Little did these people know that the one asking them for directions was God Himself. Their souls thrilled with a wonderful vibration, and that one glimpse they had of Shri Nathji freed them of many of their worries and sufferings of life; it was a feeling that extended over their life spans.
By and by, the route to Bombay had become clear. They would be passing through Mathura, Gwalior, Shivpuri, Indore, Mhow, Dhulia and Nasik before they reached Bombay. The total distance was about 800 miles.
Shri Nathji never allowed the driver to drive the car at a speed greater than 30 miles per hour. In fact the car would average only 20 miles per hour because of the narrow road and the bullock carts and trucks along the way, and the frequent passage through towns and villages.
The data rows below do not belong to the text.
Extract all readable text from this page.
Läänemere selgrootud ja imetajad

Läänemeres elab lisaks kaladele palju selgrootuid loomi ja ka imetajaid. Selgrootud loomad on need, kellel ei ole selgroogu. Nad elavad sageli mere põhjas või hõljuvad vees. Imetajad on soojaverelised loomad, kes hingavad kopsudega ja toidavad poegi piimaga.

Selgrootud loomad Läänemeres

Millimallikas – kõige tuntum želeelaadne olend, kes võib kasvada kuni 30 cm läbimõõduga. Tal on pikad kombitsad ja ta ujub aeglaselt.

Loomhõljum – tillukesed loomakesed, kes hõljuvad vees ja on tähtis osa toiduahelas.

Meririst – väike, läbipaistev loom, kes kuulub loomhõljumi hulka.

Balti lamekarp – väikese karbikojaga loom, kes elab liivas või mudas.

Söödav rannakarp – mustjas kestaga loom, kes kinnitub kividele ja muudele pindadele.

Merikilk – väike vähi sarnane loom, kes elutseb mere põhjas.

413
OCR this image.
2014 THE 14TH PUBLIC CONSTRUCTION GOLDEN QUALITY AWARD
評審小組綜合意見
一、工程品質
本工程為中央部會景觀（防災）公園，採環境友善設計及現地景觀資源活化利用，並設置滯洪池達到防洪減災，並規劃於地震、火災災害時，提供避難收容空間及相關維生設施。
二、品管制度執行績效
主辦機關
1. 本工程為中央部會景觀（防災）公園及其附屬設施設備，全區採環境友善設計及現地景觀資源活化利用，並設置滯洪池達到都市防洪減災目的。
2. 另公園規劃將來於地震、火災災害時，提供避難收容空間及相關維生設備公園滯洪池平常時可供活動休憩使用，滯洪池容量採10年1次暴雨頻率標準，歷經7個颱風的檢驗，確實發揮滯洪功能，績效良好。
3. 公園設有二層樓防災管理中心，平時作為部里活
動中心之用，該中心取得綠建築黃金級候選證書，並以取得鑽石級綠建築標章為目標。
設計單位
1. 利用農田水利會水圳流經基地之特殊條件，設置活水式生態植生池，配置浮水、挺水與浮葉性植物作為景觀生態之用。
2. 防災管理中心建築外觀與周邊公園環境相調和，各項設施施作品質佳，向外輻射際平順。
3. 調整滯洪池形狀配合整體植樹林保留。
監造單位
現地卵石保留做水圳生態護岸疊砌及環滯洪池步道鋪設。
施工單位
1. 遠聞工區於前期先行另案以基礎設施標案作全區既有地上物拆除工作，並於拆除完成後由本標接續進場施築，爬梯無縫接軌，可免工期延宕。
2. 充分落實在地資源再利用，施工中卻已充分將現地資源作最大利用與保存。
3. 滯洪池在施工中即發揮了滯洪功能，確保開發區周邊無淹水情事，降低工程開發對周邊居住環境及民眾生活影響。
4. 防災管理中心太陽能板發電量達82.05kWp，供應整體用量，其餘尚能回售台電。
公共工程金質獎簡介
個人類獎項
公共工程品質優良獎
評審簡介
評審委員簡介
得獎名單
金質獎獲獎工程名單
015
Shri Nathji stopped for the night at Mathura. He had to find a safe place for Mateshwari and the children for the night. The manner in which Shri Nathji found lodging places for the night was nothing short of miraculous.
Shri Nathji would always ask for the Government Dak Bungalows in every city, which were usually reserved for the PWD government staff. However, the moment they saw Shri Nathji they offered him the place for the night.
No one in the world could ever refuse anything that Shri Nathji asked for. Shri Nathji always blessed the staff and chowkidars of the PWD rest houses as he took leave of them. Those who were lucky enough to understand him, bowed before him at once.
It was a measure of Shri Nathji’s divinity that all of humanity was forced by its inner instinct to bow before him. Whether the bow took the shape of a full prostration or kneeling, or whether it was just a stooping of the shoulders, depended upon the state of enlightenment of the person before him.
Shri Nathji carried large holdalls in which the bedding was wrapped, and these came in good stead while staying for the night in these dak bungalows, which had no bedding of any sort, but could offer only beds and a room.
Shri Nathji had taken his double-barrelled gun along with himself. It had an all-India license and Shri Nathji could carry it anywhere. The gun was placed at his feet in the car. Shri Nathji did not know how to fire the gun and had never cared to learn its mechanism. With the infirmity in his right arm it would have been difficult for him to hold the gun in its shooting position in any case. However, knowing of the difficult route, he had thought it best to take the gun along with him.
Those were the days when Shri Nathji drank whatever water was available from any tap anywhere, or whatever food that came from any quarters.
Despite such a delicate digestive system, Shri Nathji managed to eat whatever was available during the journey. Mateshwari could scarce keep to her diabetic diet and had to eat the potatoes, which appeared to be the staple diet along with poories, wherever they went.